SI 2018/1388. The Merchant Shipping (Monitoring, Reporting and Verification of Carbon Dioxide Emissions) (Amendment) (EU Exit) Regulations 2018. Comes into force on Brexit day.  These Regulations make minor amendments to The Merchant Shipping (Monitoring, Reporting and Verification of Carbon Dioxide Emissions) and the Port State Control (Amendment) Regulations 2017 (SI 2017/825).

SI 2018/1400. The Merchant Shipping (Accident Reporting and Investigation) and the Railways (Accident Investigation and Reporting) (Amendment) (EU Exit) Regulations 2018. Comes into force on Brexit day.  These regulations amend the Merchant Shipping (Accident Reporting and Investigation) Regulations 2012 (SI 2012/1743) and Railways (Accident Investigation and Reporting) Regulations 2005 (SI 2005/1992).


SI 2019/12.  The Infrastructure Planning (Water Resources) (England) Order 2019. Comes into force 9th January.  This Order amends the Planning Act 2008 (A 2008 c.29) in respect of nationally significant infrastructure projects (“NSIP”) in the field of water.  It introduces a new category of NSIP, the construction or alteration of desalination plants.  It amends the threshold of the existing category of NSIP, with respect to the capacity of dams or reservoirs, from those retaining ten million cubic metres to those containing thirty million cubic metres and adds a new qualifying characteristic of “deployable output” .



 DEFRA is consulting on ways to improve management of water in the environment.  Consultation closes 12th March.

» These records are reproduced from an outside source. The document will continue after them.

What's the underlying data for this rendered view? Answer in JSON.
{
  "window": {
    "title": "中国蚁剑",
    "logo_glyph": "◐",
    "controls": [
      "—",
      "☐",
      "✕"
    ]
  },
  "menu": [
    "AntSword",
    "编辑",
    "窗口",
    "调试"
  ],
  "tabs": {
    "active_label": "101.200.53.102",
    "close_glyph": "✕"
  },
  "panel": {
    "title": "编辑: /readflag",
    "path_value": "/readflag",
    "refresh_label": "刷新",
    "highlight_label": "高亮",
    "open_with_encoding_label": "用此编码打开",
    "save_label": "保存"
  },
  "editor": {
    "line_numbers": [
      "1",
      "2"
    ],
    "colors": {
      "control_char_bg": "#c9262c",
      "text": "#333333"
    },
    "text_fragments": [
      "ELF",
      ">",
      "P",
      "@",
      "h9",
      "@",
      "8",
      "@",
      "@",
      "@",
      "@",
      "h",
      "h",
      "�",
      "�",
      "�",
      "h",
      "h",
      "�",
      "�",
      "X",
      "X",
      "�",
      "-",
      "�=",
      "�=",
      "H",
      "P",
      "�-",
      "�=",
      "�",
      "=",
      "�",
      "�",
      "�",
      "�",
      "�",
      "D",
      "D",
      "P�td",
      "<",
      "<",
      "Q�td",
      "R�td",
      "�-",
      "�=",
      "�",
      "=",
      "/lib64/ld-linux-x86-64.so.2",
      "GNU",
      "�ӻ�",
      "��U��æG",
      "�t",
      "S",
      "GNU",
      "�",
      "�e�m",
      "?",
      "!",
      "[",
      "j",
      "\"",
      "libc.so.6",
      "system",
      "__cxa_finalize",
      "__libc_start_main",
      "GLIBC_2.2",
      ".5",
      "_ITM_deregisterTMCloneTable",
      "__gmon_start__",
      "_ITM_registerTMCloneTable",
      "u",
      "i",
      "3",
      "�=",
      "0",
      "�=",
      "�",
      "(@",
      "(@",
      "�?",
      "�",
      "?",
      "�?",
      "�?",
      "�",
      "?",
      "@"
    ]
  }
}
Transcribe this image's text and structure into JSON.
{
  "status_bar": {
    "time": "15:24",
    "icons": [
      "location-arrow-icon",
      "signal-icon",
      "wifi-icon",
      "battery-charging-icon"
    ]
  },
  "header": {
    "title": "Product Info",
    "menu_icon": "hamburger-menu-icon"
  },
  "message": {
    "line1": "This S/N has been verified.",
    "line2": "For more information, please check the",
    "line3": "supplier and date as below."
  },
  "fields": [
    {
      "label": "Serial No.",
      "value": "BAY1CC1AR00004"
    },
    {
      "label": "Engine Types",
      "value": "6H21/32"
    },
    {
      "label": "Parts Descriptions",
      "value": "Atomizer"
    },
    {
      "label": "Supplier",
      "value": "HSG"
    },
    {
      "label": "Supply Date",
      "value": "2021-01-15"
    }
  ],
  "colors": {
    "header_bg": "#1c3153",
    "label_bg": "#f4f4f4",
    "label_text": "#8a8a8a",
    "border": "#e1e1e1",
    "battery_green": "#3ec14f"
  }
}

This consultation sets out our proposals for better long-term planning for water resources and drainage and modernising water regulations.


Prosecutions of note.

A water utility company was fined £2m and ordered to pay £80,000 costs for causing “foreseeable and avoidable” pollution.  Numerous failures in the management of a sewage pumping station operated by the company led to sewage created by two villages emptying into two brooks leading to the River Evenlode, a tributary of the River Thames, for up to twenty-four hours. The discharge resulted in a major fish kill and damage to other species.  The court heard that there was a continuous failure to respond to and investigate the causes of alarm signals in the six weeks before the incident. In one case an alarm was deliberately deactivated during a night shift.

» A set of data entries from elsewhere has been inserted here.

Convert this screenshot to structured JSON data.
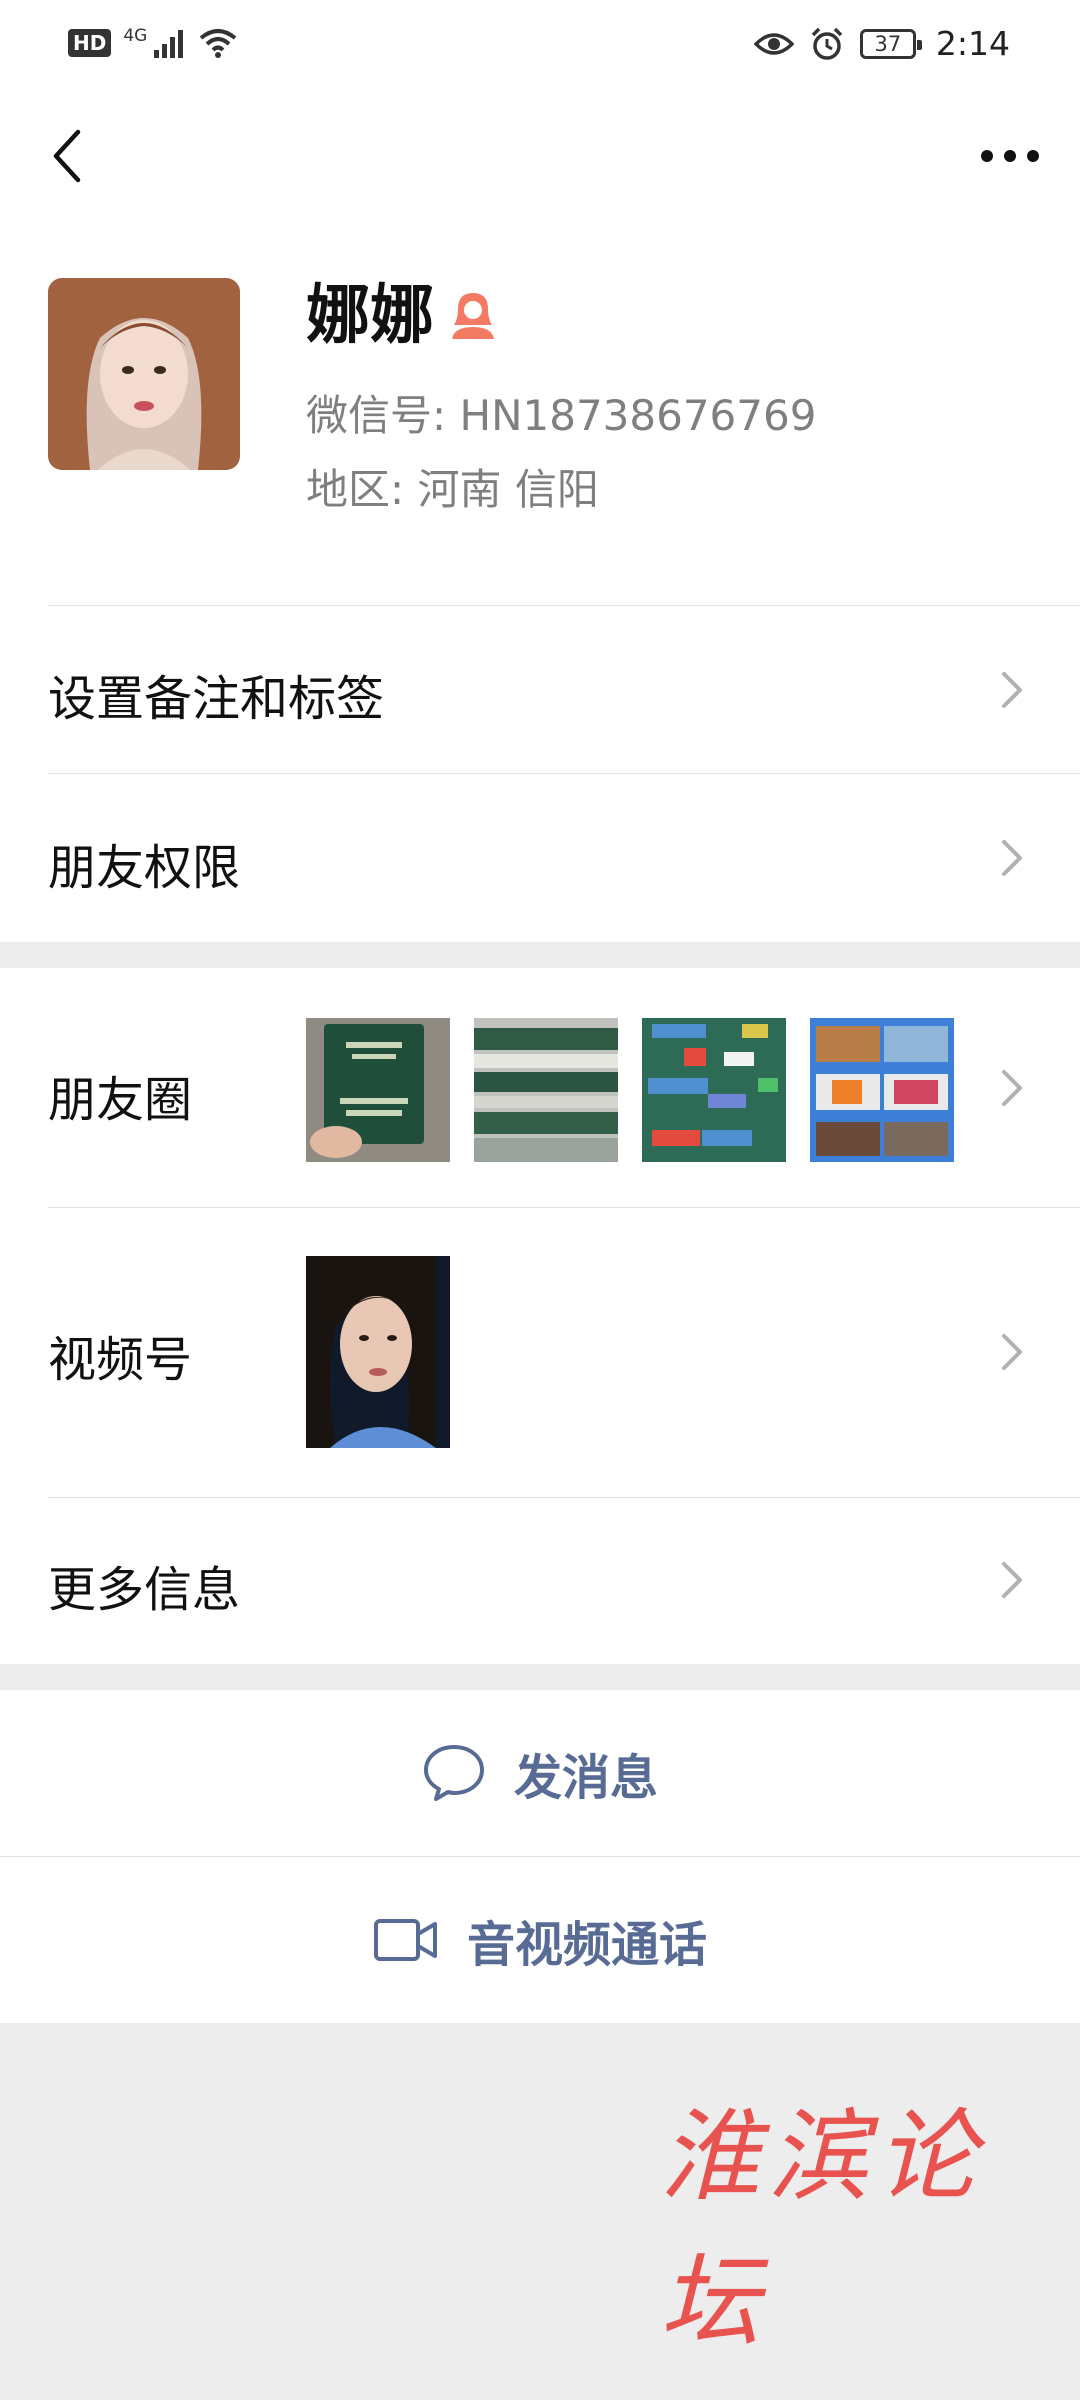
{
  "status_bar": {
    "hd": "HD",
    "network": "4G",
    "battery": "37",
    "time": "2:14"
  },
  "profile": {
    "name": "娜娜",
    "wechat_id": "微信号: HN18738676769",
    "region": "地区: 河南  信阳"
  },
  "menu": {
    "set_remark": "设置备注和标签",
    "friend_permission": "朋友权限",
    "moments": "朋友圈",
    "channels": "视频号",
    "more_info": "更多信息"
  },
  "actions": {
    "send_message": "发消息",
    "voice_video_call": "音视频通话"
  },
  "watermark": "淮滨论坛",
  "colors": {
    "link_blue": "#576b95",
    "gender_female": "#f37b63",
    "watermark_red": "#e8524f"
  }
}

Two Derby based construction companies were fined a total of £120,000 and ordered to pay £58,000 costs after sub-contractors working under their control were exposed to asbestos fibres during school refurbishment work.  An investigation by the Health and Safety Executive (HSE) found that the principal contractor for the project, failed to effectively plan, manage and monitor the work to prevent the accidental removal of the asbestos containing tiles. They failed to effectively communicate information about the asbestos, leaving the storage room open without barriers or signage warning of asbestos. The work was not then suitably managed or monitored to ensure that nobody came into contact with the asbestos.